Edith Cavell
by
Edith Cavell[1]
To-day, in honouring the memory of Miss Edith Cavell, we honour not only the heroine who fell in the midst of her labours of love and piety, we honour also those, wherever they may be, who have accomplished or will yet accomplish the same sacrifice and who are ready, in like circumstances, to face a like death.
We are told by Thucydides that the Athenians of the age of Pericles–who, to the honour of humanity be it said, had nothing in common with the Athenians of to-day–were accustomed, each winter during their great war, to celebrate at the cost of the State the obsequies of those who had perished in the recent campaign. The bones of the dead, arranged according to their tribes, were exhibited under a tent and honoured for three days. In the midst of this host of the known dead stood an empty bed, covered with tapestry and dedicated to “the Invisible,” that is, to those whose bodies it had been impossible to recover. Let us too, before all else, in the quiet of this hall, where none but almost religious words may be heard, raise in our midst such an altar, a sacred and mysterious altar, to the invisible heroines of this war, that is to say, to all those who have died an obscure death and have left no traces and also to those who are yet living, whose sacrifices and sufferings will never be told. Here, with the eyes of the spirit, let us gaze upon all the heroic deeds of which we know; but let us reserve an honoured place for those, incomparably more numerous and perhaps more beautiful, of which we as yet know nothing and, above all, for those of which we shall never know, for glory has its injustices even as death has its fatalities.

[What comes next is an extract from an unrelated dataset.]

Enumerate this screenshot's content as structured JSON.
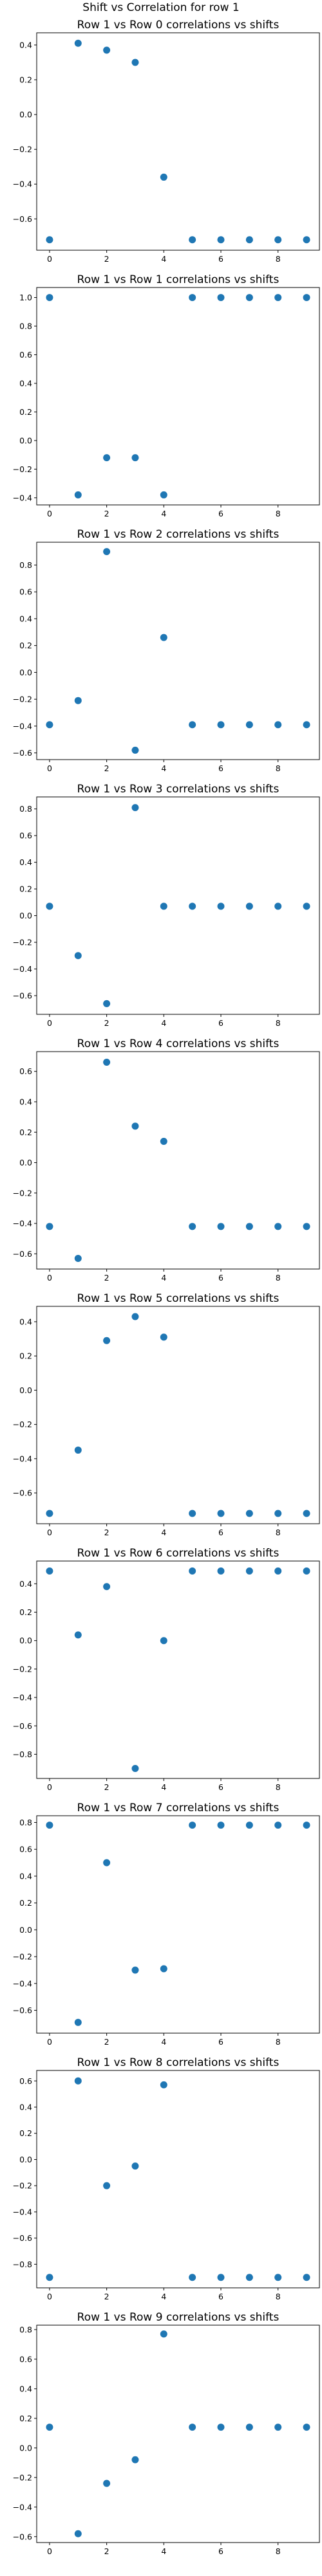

Yet it is hardly probable that among these sacrifices we shall discern any more admirable than that of Miss Edith Cavell. I need not recall the circumstances of her death, for they are well-known to everybody and will never be forgotten. Destiny left nothing undone for the purest glory to emerge from the deepest shadow. In the depths of that shadow it concentrated all imaginable hatred, horror, villainy, cowardice and infamy, so that all pity, all innocent courage and mercy, all well-doing and all sweet charity might shine forth above it, as though to show us how low men may sink and how high a woman can rise, as though its express and visible intention had been to trace, with a single gesture, amid all the sorrows and the rare beauties of this war, an outstanding and incomparable example which should at the same time be an immortal and consoling symbol.
And one would say that destiny had taken pains to make this symbol as truthful and as general as possible. It did not select a dazzling and warlike heroine, as it would have done in the days of old: a Judith, a Lucretia, nor even a Joan of Arc. There was no need of resounding words, of splendid raiment, of tragic attitudes and accessories, of an imposing background. The beauty which we find so touching has grown simpler; it makes less stir and wins closer to our heart. And this is why destiny sought out in obscurity a little hospital nurse, one of many thousands of others. The sight of her unpretentious portrait does not tell one whether she was rich or poor, a humble member of the middle classes or a great lady. She would pass unnoticed anywhere until the hour of trial, when glory recognizes its elect; and it seems as though goodness had almost eliminated the individual contours of her face, so that it might the more closely resemble the pensive and sad smiling faces of all the good women in the world.